Love Thy Neighbor … As You Love Yourself

March 2013

Sarah McLean

Sarah McLean speaks on love, daily affirmations, and positivity

Sarah McLean is the director of the McLean Meditation Institute, Sedona, Arizona. Sarah is facilitating the Soul Radiance: Meditation and Yoga Retreat at Unity Village, Missouri, May 2–5, 2013. 

Are you feeling overwhelmed and overcommitted? Do you have too much to do and not enough time to get it done? Are you dealing with health challenges or difficulties in your relationships at work or at home? Does caring for yourself take a backseat to daily demands?

I’ve taught meditation to thousands of people. At the start of each class, I ask the students to examine how they treat themselves. Many say they’re hard on themselves to meet the demands of their lives or to “do things right.” But getting angry or frustrated doesn’t serve them well when they meditate, and it truly doesn’t help anyone become more effective in their lives.

I remind them of the “Love Thy Neighbor” commandment. We all know it, yet the basis of this commandment is often overlooked: Loving thy neighbor is intrinsically connected with loving yourself. Maybe you’ve never been concerned about self-love, but it is vitally important.

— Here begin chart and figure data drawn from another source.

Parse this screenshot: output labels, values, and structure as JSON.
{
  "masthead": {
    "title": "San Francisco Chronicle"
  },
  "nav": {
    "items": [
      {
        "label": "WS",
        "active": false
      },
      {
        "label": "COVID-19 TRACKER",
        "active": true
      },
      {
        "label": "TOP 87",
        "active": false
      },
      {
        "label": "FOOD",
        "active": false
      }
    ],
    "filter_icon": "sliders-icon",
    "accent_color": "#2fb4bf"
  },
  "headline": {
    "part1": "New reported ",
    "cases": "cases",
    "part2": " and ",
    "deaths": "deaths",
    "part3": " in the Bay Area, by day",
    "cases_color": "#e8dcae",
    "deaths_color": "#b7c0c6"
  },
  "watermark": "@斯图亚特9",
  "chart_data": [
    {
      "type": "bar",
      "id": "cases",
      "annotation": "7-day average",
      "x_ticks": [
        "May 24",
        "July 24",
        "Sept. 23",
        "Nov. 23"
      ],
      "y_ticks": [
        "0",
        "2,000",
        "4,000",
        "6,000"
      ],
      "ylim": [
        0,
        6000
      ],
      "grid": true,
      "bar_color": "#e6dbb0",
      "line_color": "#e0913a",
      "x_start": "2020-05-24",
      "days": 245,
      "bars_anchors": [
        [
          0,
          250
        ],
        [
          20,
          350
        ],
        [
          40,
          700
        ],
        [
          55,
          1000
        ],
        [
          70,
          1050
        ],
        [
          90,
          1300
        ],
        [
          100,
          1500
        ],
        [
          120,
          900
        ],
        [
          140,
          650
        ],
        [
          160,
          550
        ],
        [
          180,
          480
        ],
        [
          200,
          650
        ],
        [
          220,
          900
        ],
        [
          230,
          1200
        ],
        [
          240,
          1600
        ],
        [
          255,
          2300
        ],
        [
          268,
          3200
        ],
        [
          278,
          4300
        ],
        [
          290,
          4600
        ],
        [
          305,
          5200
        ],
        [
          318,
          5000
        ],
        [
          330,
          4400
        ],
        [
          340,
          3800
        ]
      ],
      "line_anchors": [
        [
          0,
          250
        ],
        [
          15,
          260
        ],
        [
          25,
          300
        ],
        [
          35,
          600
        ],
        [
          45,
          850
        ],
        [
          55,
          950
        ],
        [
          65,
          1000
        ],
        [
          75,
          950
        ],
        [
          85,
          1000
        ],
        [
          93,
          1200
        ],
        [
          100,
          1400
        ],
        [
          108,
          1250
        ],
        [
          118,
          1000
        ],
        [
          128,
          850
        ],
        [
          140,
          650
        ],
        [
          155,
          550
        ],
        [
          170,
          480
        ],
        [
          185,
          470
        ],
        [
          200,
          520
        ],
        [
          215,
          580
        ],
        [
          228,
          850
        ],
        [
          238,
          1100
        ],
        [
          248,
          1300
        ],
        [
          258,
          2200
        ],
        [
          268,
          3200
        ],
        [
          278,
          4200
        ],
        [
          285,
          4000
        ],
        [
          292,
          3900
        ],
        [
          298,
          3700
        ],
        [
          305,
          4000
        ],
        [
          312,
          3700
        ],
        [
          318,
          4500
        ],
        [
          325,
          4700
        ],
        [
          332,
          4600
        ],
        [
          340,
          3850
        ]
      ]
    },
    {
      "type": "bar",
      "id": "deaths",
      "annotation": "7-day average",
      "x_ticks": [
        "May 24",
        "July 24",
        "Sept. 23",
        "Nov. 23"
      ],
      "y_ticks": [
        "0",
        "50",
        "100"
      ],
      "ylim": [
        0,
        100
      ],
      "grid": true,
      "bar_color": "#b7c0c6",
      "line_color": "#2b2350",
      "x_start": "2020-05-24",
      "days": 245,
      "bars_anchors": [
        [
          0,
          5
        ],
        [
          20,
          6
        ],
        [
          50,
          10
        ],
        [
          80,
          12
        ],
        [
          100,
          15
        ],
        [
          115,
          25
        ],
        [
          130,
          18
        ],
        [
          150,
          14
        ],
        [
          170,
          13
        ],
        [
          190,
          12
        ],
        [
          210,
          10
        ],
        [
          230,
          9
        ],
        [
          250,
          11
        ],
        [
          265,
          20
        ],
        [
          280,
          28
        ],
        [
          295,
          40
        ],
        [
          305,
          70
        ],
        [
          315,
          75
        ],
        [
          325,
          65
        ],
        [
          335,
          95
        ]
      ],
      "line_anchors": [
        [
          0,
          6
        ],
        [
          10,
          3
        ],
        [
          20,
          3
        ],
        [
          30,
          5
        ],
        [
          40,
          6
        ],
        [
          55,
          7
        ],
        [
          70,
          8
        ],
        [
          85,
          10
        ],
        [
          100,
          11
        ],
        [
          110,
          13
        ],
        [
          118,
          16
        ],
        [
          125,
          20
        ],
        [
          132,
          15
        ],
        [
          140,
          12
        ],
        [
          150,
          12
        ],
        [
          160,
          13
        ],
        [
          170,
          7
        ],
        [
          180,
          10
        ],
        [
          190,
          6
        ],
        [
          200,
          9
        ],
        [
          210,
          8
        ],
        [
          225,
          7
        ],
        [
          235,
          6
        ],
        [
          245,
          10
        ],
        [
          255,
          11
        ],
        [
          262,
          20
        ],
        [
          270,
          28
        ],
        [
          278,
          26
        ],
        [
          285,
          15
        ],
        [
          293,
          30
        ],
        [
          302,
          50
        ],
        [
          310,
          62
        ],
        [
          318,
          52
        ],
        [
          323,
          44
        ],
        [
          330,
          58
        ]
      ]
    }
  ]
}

How you treat yourself, including how kind and compassionate you are toward yourself, can inform everything you say and do, and most certainly how well you love your neighbor.

Fortunately, a simple heart-based meditation technique, the “Loving-Kindness” meditation, used worldwide, can help you cultivate a new attitude. This practice will help you transform negative thinking into compassion and kindness toward yourself—and toward others. Here’s how to do it:

First, choose a phrase of kindness. Use one of these, or come up with your own:

  • May you be well, may you be happy, may you be free from suffering.
  • May you be peaceful and at ease.
  • May you be surrounded with loving-kindness.
  • May you be free from pain and suffering.
  • May you feel safe, cared for, and loved.

Next, set aside 20 minutes for your meditation. Begin with an open mind—leave any expectations or judgments aside.

Sit comfortably and relax. Breathe naturally through your nose. Focus on your heart center, noticing the rise and fall of your chest.

Feel what you feel—whether physical or emotional. When you notice your attention wandering from feelings to thoughts, gently return to your kindness phrase.

Think about one person you care about—your child, parent, partner, friend. Get a sense of his or her presence. Silently offer them the phrase of kindness. Imagine them receiving it for a few minutes.

Now with the same heartfelt intention, offer the phrase to yourself and fully receive it for a few minutes.

Next, identify a neutral person or someone you’ve met briefly. Get a sense of the person, and for a few minutes, offer the same compassion toward them.

Identify someone with whom you have difficulty. Get a feeling for their presence. For a few minutes, offer them compassion. If this is challenging for you, remember, it’s a practice.

Identify any living being you believe is suffering. Perhaps you heard about someone facing disaster or tragedy. Even if you personally don’t know them, sense their presence. Offer the same compassion to them.

Expand your blessing to include all beings in your immediate environment, extending it to the neighbors on your street, your city, your country and on earth.

Finish by bringing your attention back to yourself and keep your eyes closed for a few minutes. Slowly open your eyes.

As you practice this meditation, you’ll cultivate more kindness, equanimity and a compassionate heart for yourself and others.